NA: What are your techniques and methods to manage forests?

KS: Community forest management follows the principles of sustainable forest management, based on scientific methods and 10 years’ management plans. When implementing these plans, various activities are carried out such as clearing bushes, cutting and trimming in existing forests from Mid-October to Mid-January. Afforestation is carried out only in forests with low tree cover during the monsoon (Mid-July). Plantation is done in open and barren lands with proper plant protection and management. Plants are selected based on the soil type and its suitability to the local environment.

NA: What are your advices to run a successful reforestation campaign?

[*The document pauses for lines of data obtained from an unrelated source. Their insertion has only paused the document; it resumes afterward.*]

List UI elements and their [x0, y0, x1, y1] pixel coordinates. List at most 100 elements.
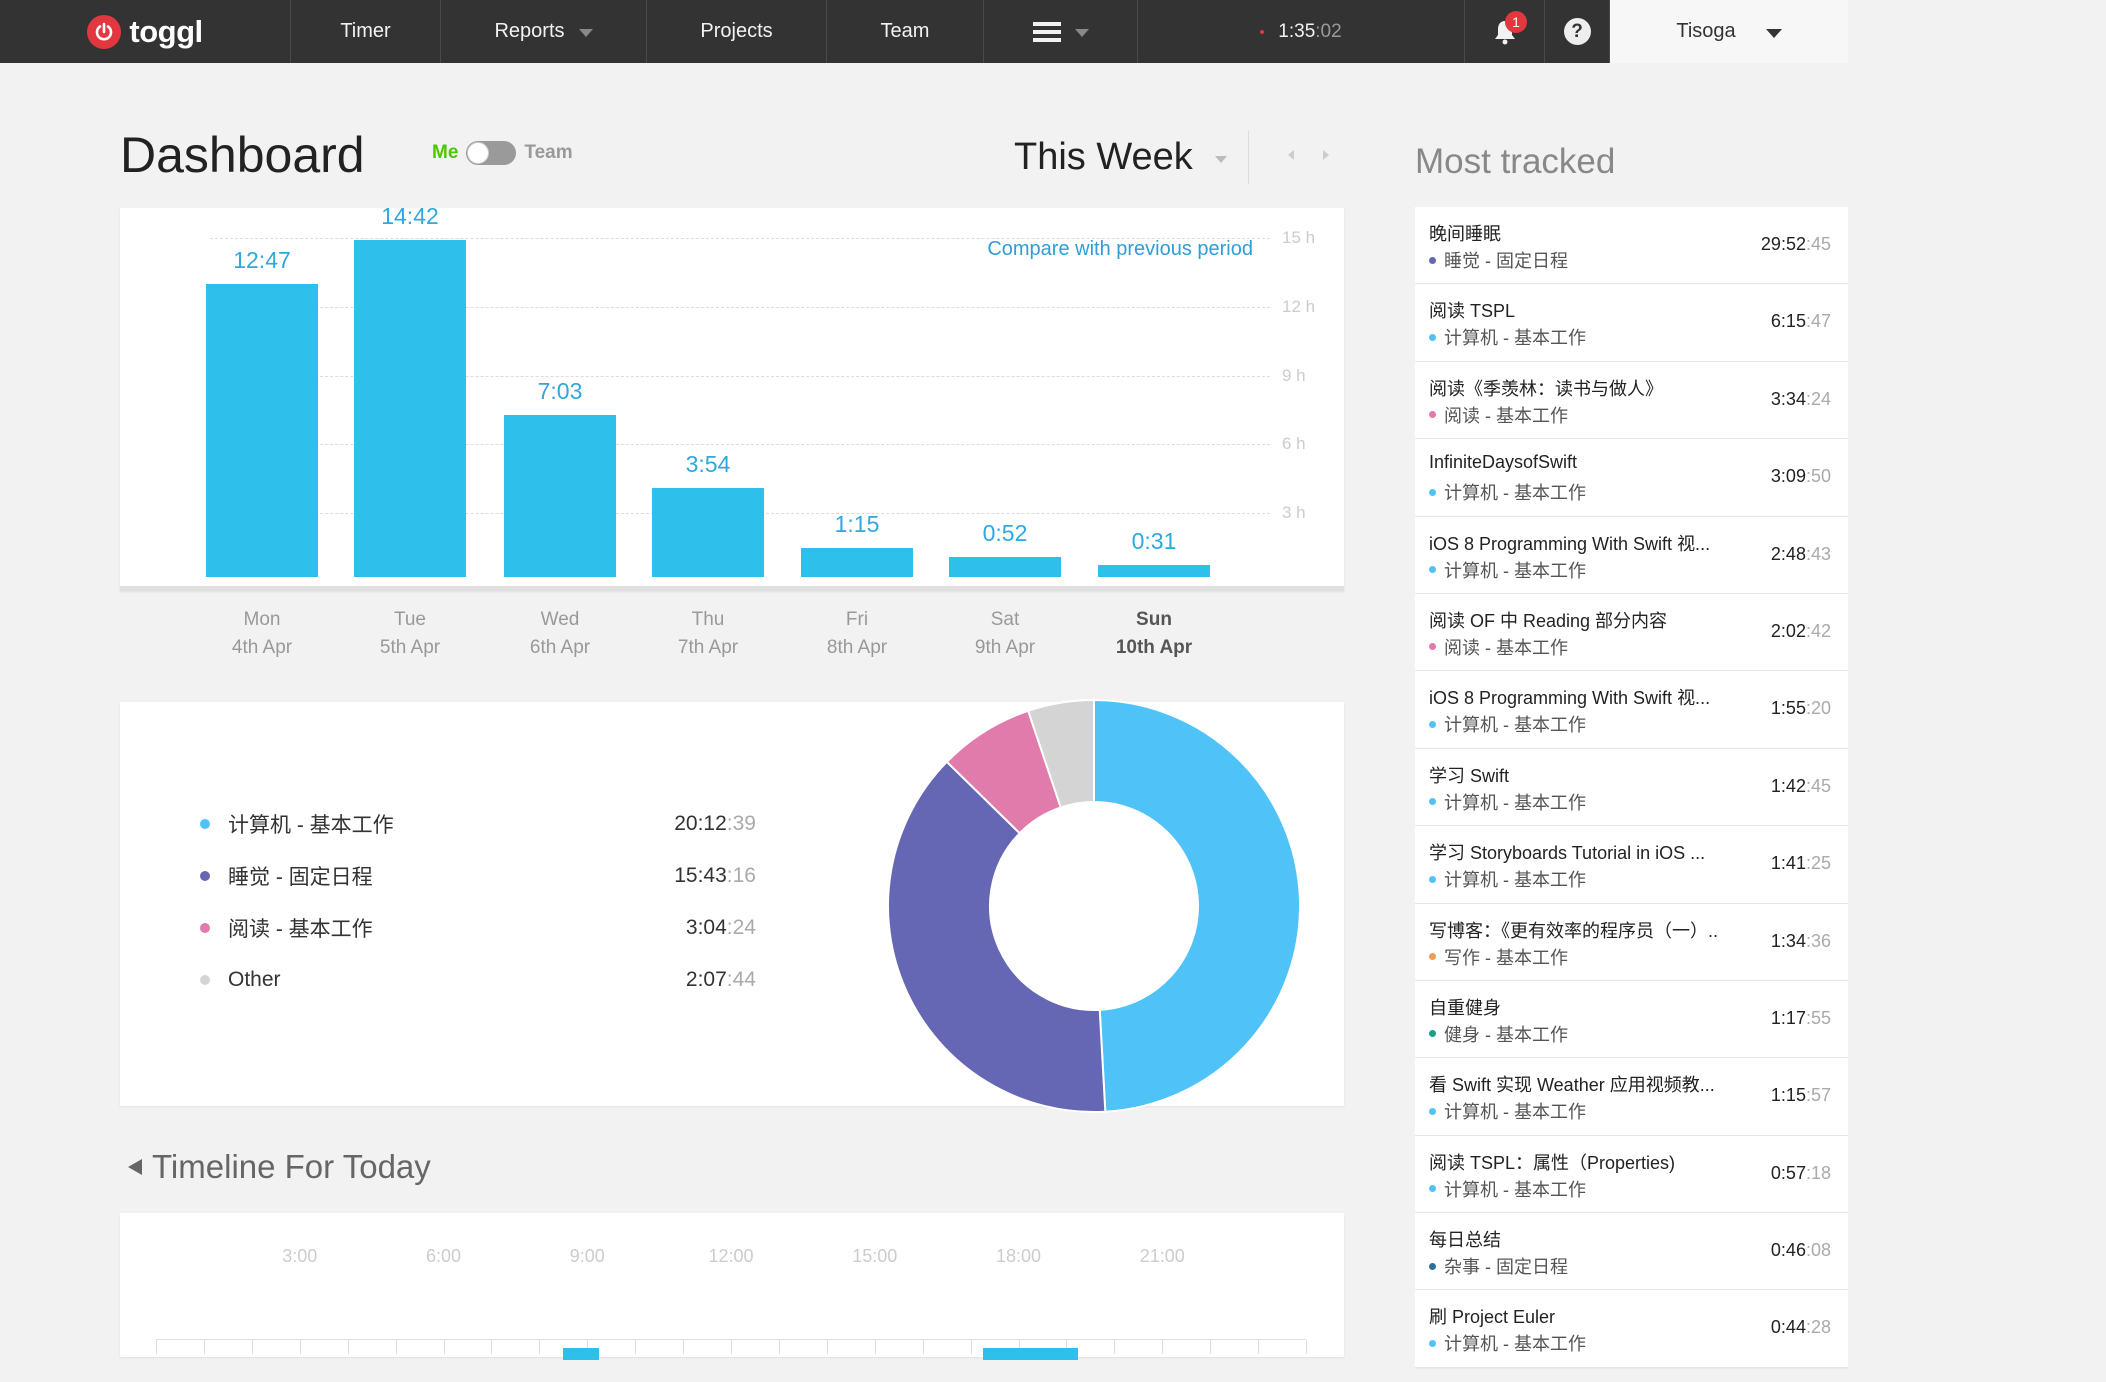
day-bar[interactable] — [949, 557, 1061, 577]
donut-slice[interactable] — [1026, 698, 1095, 809]
day-bar[interactable] — [652, 487, 764, 577]
notifications-button[interactable]: 1 — [1465, 0, 1545, 63]
collapse-arrow-icon[interactable] — [128, 1159, 142, 1175]
nav-team[interactable]: Team — [827, 0, 984, 63]
legend-dot — [200, 975, 210, 985]
timer-hm: 1:35 — [1278, 20, 1316, 42]
most-tracked-item[interactable]: 刷 Project Euler 计算机 - 基本工作 0:44:28 — [1415, 1290, 1848, 1368]
user-menu[interactable]: Tisoga — [1610, 0, 1848, 63]
most-tracked-title: Most tracked — [1415, 142, 1616, 181]
duration-hm: 1:17 — [1770, 1007, 1806, 1028]
most-tracked-item[interactable]: 每日总结 杂事 - 固定日程 0:46:08 — [1415, 1213, 1848, 1291]
day-date: 8th Apr — [826, 637, 888, 658]
timeline-track[interactable] — [156, 1339, 1307, 1360]
toggle-switch[interactable] — [466, 141, 517, 165]
bar-value-label: 0:52 — [982, 520, 1028, 547]
entry-project: 计算机 - 基本工作 — [1429, 1176, 1586, 1202]
user-name: Tisoga — [1676, 20, 1736, 42]
most-tracked-item[interactable]: 学习 Swift 计算机 - 基本工作 1:42:45 — [1415, 748, 1848, 827]
logo-text: toggl — [129, 13, 203, 49]
timeline-tick — [970, 1340, 972, 1354]
nav-timer[interactable]: Timer — [291, 0, 441, 63]
day-bar[interactable] — [504, 415, 616, 577]
project-color-dot — [1429, 1262, 1436, 1270]
entry-name: 阅读 OF 中 Reading 部分内容 — [1429, 610, 1668, 631]
entry-project: 写作 - 基本工作 — [1429, 944, 1568, 970]
compare-previous-link[interactable]: Compare with previous period — [987, 238, 1253, 260]
day-label: Sat 9th Apr — [949, 606, 1061, 662]
entry-duration: 3:09:50 — [1771, 466, 1831, 487]
legend-row[interactable]: 睡觉 - 固定日程 15:43:16 — [200, 861, 756, 891]
most-tracked-item[interactable]: iOS 8 Programming With Swift 视... 计算机 - 基… — [1415, 516, 1848, 594]
most-tracked-item[interactable]: 阅读 OF 中 Reading 部分内容 阅读 - 基本工作 2:02:42 — [1415, 593, 1848, 672]
donut-slice[interactable] — [887, 760, 1107, 1113]
timeline-tick — [443, 1340, 445, 1354]
entry-name: 学习 Swift — [1429, 765, 1510, 786]
entry-duration: 0:44:28 — [1771, 1317, 1831, 1338]
most-tracked-item[interactable]: 看 Swift 实现 Weather 应用视频教... 计算机 - 基本工作 1:1… — [1415, 1058, 1848, 1136]
day-bar[interactable] — [1098, 565, 1210, 577]
day-name: Sun — [1136, 609, 1172, 630]
most-tracked-item[interactable]: 写博客：《更有效率的程序员（一）.. 写作 - 基本工作 1:34:36 — [1415, 903, 1848, 981]
day-bar[interactable] — [354, 239, 466, 577]
timeline-tick — [1066, 1340, 1068, 1354]
nav-reports[interactable]: Reports — [441, 0, 647, 63]
most-tracked-item[interactable]: 学习 Storyboards Tutorial in iOS ... 计算机 - … — [1415, 826, 1848, 904]
duration-hm: 3:04 — [685, 916, 727, 939]
timeline-tick — [1114, 1340, 1116, 1354]
running-timer[interactable]: 1:35:02 — [1138, 0, 1465, 63]
day-name: Fri — [845, 609, 869, 630]
most-tracked-item[interactable]: iOS 8 Programming With Swift 视... 计算机 - 基… — [1415, 671, 1848, 749]
nav-team-label: Team — [880, 20, 930, 42]
timeline-card: 3:00 6:00 9:00 12:00 15:00 18:00 21:00 — [120, 1213, 1344, 1360]
power-icon — [87, 14, 122, 49]
day-bar[interactable] — [801, 548, 913, 577]
most-tracked-item[interactable]: 阅读《季羡林：读书与做人》 阅读 - 基本工作 3:34:24 — [1415, 361, 1848, 440]
project-label: 计算机 - 基本工作 — [1444, 715, 1586, 736]
duration-sec: :18 — [1805, 1162, 1831, 1183]
day-name: Thu — [691, 609, 725, 630]
duration-hm: 1:42 — [1770, 775, 1806, 796]
period-selector[interactable]: This Week — [1014, 136, 1227, 179]
entry-project: 阅读 - 基本工作 — [1429, 402, 1568, 428]
timeline-tick — [539, 1340, 541, 1354]
donut-slice[interactable] — [1093, 698, 1301, 1113]
entry-name: 每日总结 — [1429, 1230, 1501, 1251]
duration-hm: 29:52 — [1760, 234, 1806, 254]
me-team-toggle[interactable]: Me Team — [432, 141, 573, 165]
most-tracked-item[interactable]: 阅读 TSPL 计算机 - 基本工作 6:15:47 — [1415, 284, 1848, 362]
previous-period-icon[interactable] — [1288, 150, 1294, 160]
most-tracked-item[interactable]: 晚间睡眠 睡觉 - 固定日程 29:52:45 — [1415, 207, 1848, 285]
legend-row[interactable]: 计算机 - 基本工作 20:12:39 — [200, 809, 756, 839]
most-tracked-item[interactable]: 自重健身 健身 - 基本工作 1:17:55 — [1415, 980, 1848, 1059]
day-date: 10th Apr — [1115, 637, 1193, 658]
nav-more-menu[interactable] — [984, 0, 1138, 63]
legend-duration: 15:43:16 — [674, 864, 756, 888]
toggl-logo[interactable]: toggl — [0, 0, 291, 63]
grid-line — [210, 238, 1270, 239]
duration-sec: :50 — [1805, 466, 1831, 487]
toggle-team-label[interactable]: Team — [524, 142, 573, 163]
duration-sec: :25 — [1805, 853, 1831, 874]
nav-reports-label: Reports — [494, 20, 565, 42]
timeline-heading[interactable]: Timeline For Today — [128, 1148, 431, 1186]
legend-row[interactable]: Other 2:07:44 — [200, 965, 756, 995]
next-period-icon[interactable] — [1323, 150, 1329, 160]
entry-project: 睡觉 - 固定日程 — [1429, 247, 1568, 273]
entry-project: 计算机 - 基本工作 — [1429, 1098, 1586, 1124]
day-bar[interactable] — [206, 283, 318, 577]
legend-label: 阅读 - 基本工作 — [228, 918, 373, 941]
nav-projects[interactable]: Projects — [647, 0, 827, 63]
most-tracked-item[interactable]: 阅读 TSPL：属性（Properties) 计算机 - 基本工作 0:57:18 — [1415, 1135, 1848, 1214]
legend-row[interactable]: 阅读 - 基本工作 3:04:24 — [200, 913, 756, 943]
most-tracked-item[interactable]: InfiniteDaysofSwift 计算机 - 基本工作 3:09:50 — [1415, 439, 1848, 517]
timeline-entry[interactable] — [982, 1348, 1079, 1360]
duration-sec: :44 — [726, 968, 756, 991]
legend-dot — [200, 871, 210, 881]
toggle-me-label[interactable]: Me — [432, 142, 459, 163]
duration-hm: 0:44 — [1770, 1317, 1806, 1338]
entry-duration: 3:34:24 — [1771, 389, 1831, 410]
help-button[interactable]: ? — [1545, 0, 1610, 63]
timeline-entry[interactable] — [563, 1348, 600, 1360]
entry-duration: 2:02:42 — [1771, 621, 1831, 642]
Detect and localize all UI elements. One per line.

KS: During a reforestation campaign, good practices must be followed such as building community capacity, focusing on livelihood improvement, fulfilling community rights, prioritizing local indigenous knowledge, conserving local arts, culture and traditions while preparing Forest Legislation and Action Plan. Gender, social inclusion and good governance must also be taken into consideration.

NA: How do you perceive the link between water, soil and trees?

KS: Human life is so dependent on water, soil and forest that it cannot exist without these resources. These resources have innumerable benefits and important role in human’s life. Hence, these resources should be well utilized and properly conserved.